One promising idea, according to pharmaceutical industry experts, is a system that would track the performance of drugs once they are on the market. Adverse effects from drugs in a clinical trial may seem statistically insignificant in a sample of 3,000 people, or the trial may not test for a particular side effect. But, as was the case with Vioxx, once a drug is on the market and 80 million people begin taking it, new or more pernicious side effects become noticeable.

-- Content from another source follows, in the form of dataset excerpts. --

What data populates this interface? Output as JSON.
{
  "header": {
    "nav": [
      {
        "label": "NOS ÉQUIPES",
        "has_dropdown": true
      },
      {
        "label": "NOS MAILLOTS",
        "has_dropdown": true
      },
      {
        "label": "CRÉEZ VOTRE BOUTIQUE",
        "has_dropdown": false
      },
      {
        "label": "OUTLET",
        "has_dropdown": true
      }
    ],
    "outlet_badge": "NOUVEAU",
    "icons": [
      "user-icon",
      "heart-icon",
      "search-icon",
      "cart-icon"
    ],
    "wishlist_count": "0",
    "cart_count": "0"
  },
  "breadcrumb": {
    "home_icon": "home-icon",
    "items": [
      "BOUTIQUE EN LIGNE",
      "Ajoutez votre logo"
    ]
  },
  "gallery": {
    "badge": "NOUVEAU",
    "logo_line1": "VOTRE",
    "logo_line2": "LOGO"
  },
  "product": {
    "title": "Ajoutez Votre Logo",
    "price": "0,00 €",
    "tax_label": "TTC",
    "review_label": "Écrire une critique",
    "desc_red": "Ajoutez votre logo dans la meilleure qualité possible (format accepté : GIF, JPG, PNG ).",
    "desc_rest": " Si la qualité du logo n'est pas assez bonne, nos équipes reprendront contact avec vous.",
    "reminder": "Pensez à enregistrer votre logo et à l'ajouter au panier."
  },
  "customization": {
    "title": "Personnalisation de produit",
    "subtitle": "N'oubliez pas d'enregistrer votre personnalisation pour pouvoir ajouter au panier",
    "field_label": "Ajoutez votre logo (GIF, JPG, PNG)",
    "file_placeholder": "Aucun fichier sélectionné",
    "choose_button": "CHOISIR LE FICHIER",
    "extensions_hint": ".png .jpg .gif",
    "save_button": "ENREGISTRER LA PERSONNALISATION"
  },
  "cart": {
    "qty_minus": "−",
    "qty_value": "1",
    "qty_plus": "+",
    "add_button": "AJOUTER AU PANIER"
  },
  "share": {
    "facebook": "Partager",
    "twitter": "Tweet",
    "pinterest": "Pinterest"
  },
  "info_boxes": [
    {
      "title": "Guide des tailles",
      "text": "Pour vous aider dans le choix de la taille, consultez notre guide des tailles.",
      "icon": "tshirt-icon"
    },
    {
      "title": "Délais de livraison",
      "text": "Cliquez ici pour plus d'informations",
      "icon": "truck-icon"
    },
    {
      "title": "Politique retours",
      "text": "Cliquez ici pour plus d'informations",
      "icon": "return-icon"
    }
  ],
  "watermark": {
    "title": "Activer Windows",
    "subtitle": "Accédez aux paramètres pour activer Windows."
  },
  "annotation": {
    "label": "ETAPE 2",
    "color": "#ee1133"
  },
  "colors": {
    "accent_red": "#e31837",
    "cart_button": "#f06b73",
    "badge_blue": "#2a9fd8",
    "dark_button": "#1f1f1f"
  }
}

Using an automated system, the FDA could more easily collect reports of adverse effects from health-care professionals so that warnings could be issued or drugs withdrawn from the market more quickly. The idea for such a system has been discussed for years, but it wasn’t until 2002 that Congress directed the FDA to dip into the application fees paid by pharmaceutical companies to develop it.
An aftermarket tracking system might also illuminate ways the agency could improve the drug approval process, says Scott Gottlieb, a physician and deputy commissioner for medical and scientific affairs at the FDA. At its most sophisticated, such a system could gather data in real-time from electronic health records, flag possible correlations between drugs and adverse effects, and rapidly report those to FDA officials.
Because the system has such potential to mitigate risks beyond the FDA’s control, Charette thinks the agency should have made it a priority much earlier. Organizations need to identify the five biggest risks they face and tackle those first. The biggest risks tend to be systemic ones—risks that affect the entire organization but are perceived to be out of its control. “You don’t build security into a system after it’s [done],” Charette notes. “You build it in on the front end. It’s the same with enterprise risk management. You consider [risk] when deciding what systems to build and what business processes to automate.”
Gottlieb agrees that the FDA could have pushed harder, but cites such obstacles as a fragmented health system (in which there is little automation of health records), the need to protect patient privacy and a lack of funding (five years ago, the FDA estimated the system would cost $200 million) as reasons why the agency has put off this development. Now, however, it is looking into tapping health insurance databases to search for drug effects and has begun to research system requirements. Rinaldi says there was no way he could even begin to convince FDA managers that an aftermarket IT system could help them until he fixed the atrocious state of IT throughout the agency. That was a bigger risk to the enterprise, he says, because it threatened scientists’ ability to do their jobs quickly and thoroughly on every review.
Says the CDER’s Stephen Wilson, “We’re just beginning to look over the hill now to see what is possible.”